Governors from three states will tour a plant in South Sioux City, Nebraska, today that makes a lean beef product that’s been blasted by critics who call it “pink slime.”
U.S. Agriculture Secretary Tom Vilsack spoke yesterday in Des Moines, Iowa, to denounce those critics.
“This product is safe. This product contains less fat and has, historically, been less expensive,” Vilsack said, “and if people understand the facts, then obviously they’ll make the right set of choices.”
Beef Products Incorporated is the nation’s leading processor of this “boneless, lean beef” product. It has already shut down its plants in Iowa, Texas and Kansas, putting hundreds of people out of work.
Iowa Governor Terry Branstad and a delegation of officials will visit BPI’s plant in South Sioux City today which has reduced production dramatically due to declining consumer demand.
“We feel our responsibility is to correct the smear campaign and the misinformation with honest facts and information,” Branstad said. “And that’s why we’re going to have people from Iowa State University and Texas A&M and knowlegable people from USDA counter the smear and counter the misinformation with the facts.”
The governors of Texas and Kansas will join Branstad today for a tour of the South Sioux City plant, along with Nebraska Lieutenant Governor Rick Sheehy and South Dakota Lt. Governor Matt Michels. Branstad says national and local media have been invited to the event.
“We’re going to go through the plant. We’re going to show how in this beef processing plant how this product is made and why we feel it’s safe,” Branstad told reporters in Des Moines yesterday. “We’re going to consume some of it and we’re going to try to do all we can to try to set the record straight.”
Branstad accuses the national media of a “poisonous tone”about this product that will hurt the nation’s cattle producers and the people who work at the plants.
The lean, finely-textured beef product is made from the trimmings left over after beef carcasses are cut into steaks and roasts.

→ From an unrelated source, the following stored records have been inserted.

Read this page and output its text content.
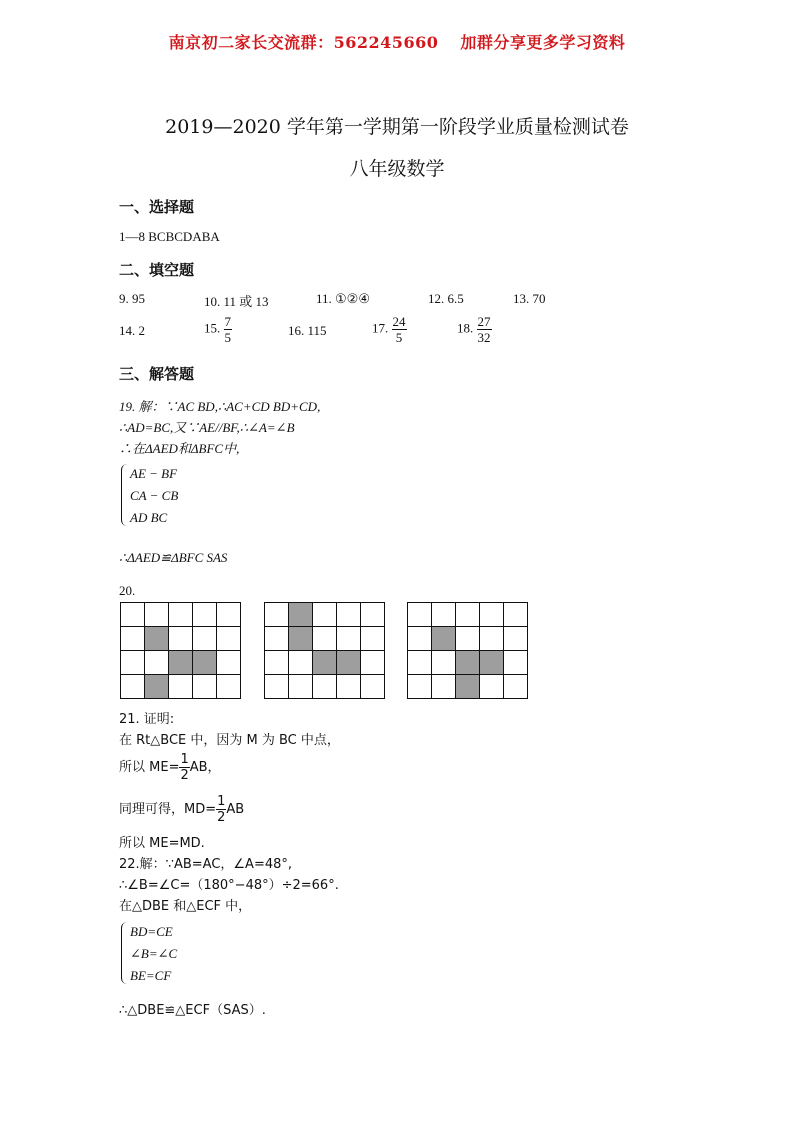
南京初二家长交流群：562245660 加群分享更多学习资料
2019—2020 学年第一学期第一阶段学业质量检测试卷
八年级数学
一、选择题
1—8 BCBCDABA
二、填空题
9. 95	10. 11 或 13	11. ①②④	12. 6.5	13. 70
14. 2	15. $\frac{7}{5}$	16. 115	17. $\frac{24}{5}$	18. $\frac{27}{32}$
三、解答题
19. 解：∵AC BD,∴AC+CD BD+CD,
∴AD=BC,又∵AE//BF,∴∠A=∠B
∴在ΔAED和ΔBFC中,
AE − BF
CA − CB
AD BC
∴ΔAED≌ΔBFC SAS
20.

21. 证明:
在 Rt△BCE 中，因为 M 为 BC 中点，
所以 $ME= \frac{1}{2}$ AB，
同理可得，$MD= \frac{1}{2}$ AB
所以 ME=MD.
22.解：∵AB=AC，∠A=48°,
∴∠B=∠C=（180°−48°）÷2=66°.
在△DBE 和△ECF 中，
BD=CE
∠B=∠C
BE=CF
∴△DBE≌△ECF（SAS）.
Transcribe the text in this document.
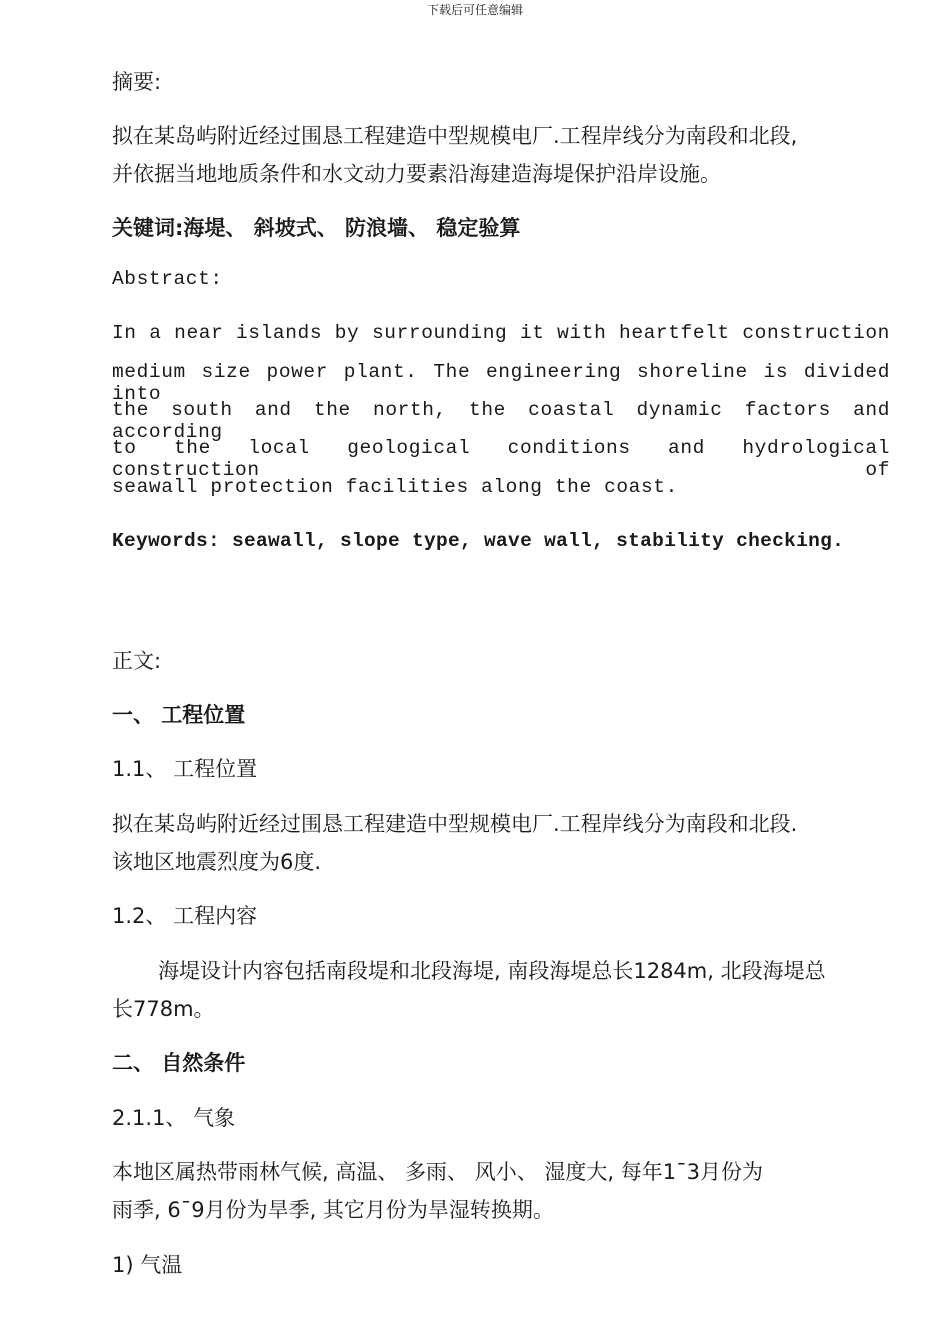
下载后可任意编辑
摘要:
拟在某岛屿附近经过围恳工程建造中型规模电厂.工程岸线分为南段和北段,
并依据当地地质条件和水文动力要素沿海建造海堤保护沿岸设施。
关键词:海堤、 斜坡式、 防浪墙、 稳定验算
Abstract:
In a near islands by surrounding it with heartfelt construction
medium size power plant. The engineering shoreline is divided into
the south and the north, the coastal dynamic factors and according
to the local geological conditions and hydrological construction of
seawall protection facilities along the coast.
Keywords: seawall, slope type, wave wall, stability checking.
正文:
一、 工程位置
1.1、 工程位置
拟在某岛屿附近经过围恳工程建造中型规模电厂.工程岸线分为南段和北段.
该地区地震烈度为6度.
1.2、 工程内容
海堤设计内容包括南段堤和北段海堤, 南段海堤总长1284m, 北段海堤总
长778m。
二、 自然条件
2.1.1、 气象
本地区属热带雨林气候, 高温、 多雨、 风小、 湿度大, 每年1¯3月份为
雨季, 6¯9月份为旱季, 其它月份为旱湿转换期。
1) 气温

According to Vilsack, “hundreds” of schools asked the USDA to ban the product from school lunches.
“We were not going to do that. The reason we weren’t going to do it was because it’s safe, it contains less fat and historically it’s been less expensive,” Vilsack said. “Having said that, our customers wanted a choice and I don’t think we’re in the business of basically mandating that they not have a choice that they’re requesting, so we’re going to make sure that they have the choice, but our goal is that they make that choice and that decision based on the facts and I think if they look at it they will make the set of right choices for themselves and their children based on the needs of their school district.”
Grocery store chains, including Hy-Vee, have moved to clear this product from their shelves, but Branstad says he’s convinced Hy-Vee to rethink that decision and the food chain will offer the product for sale, with a tag touting that it’s lean and less fatty.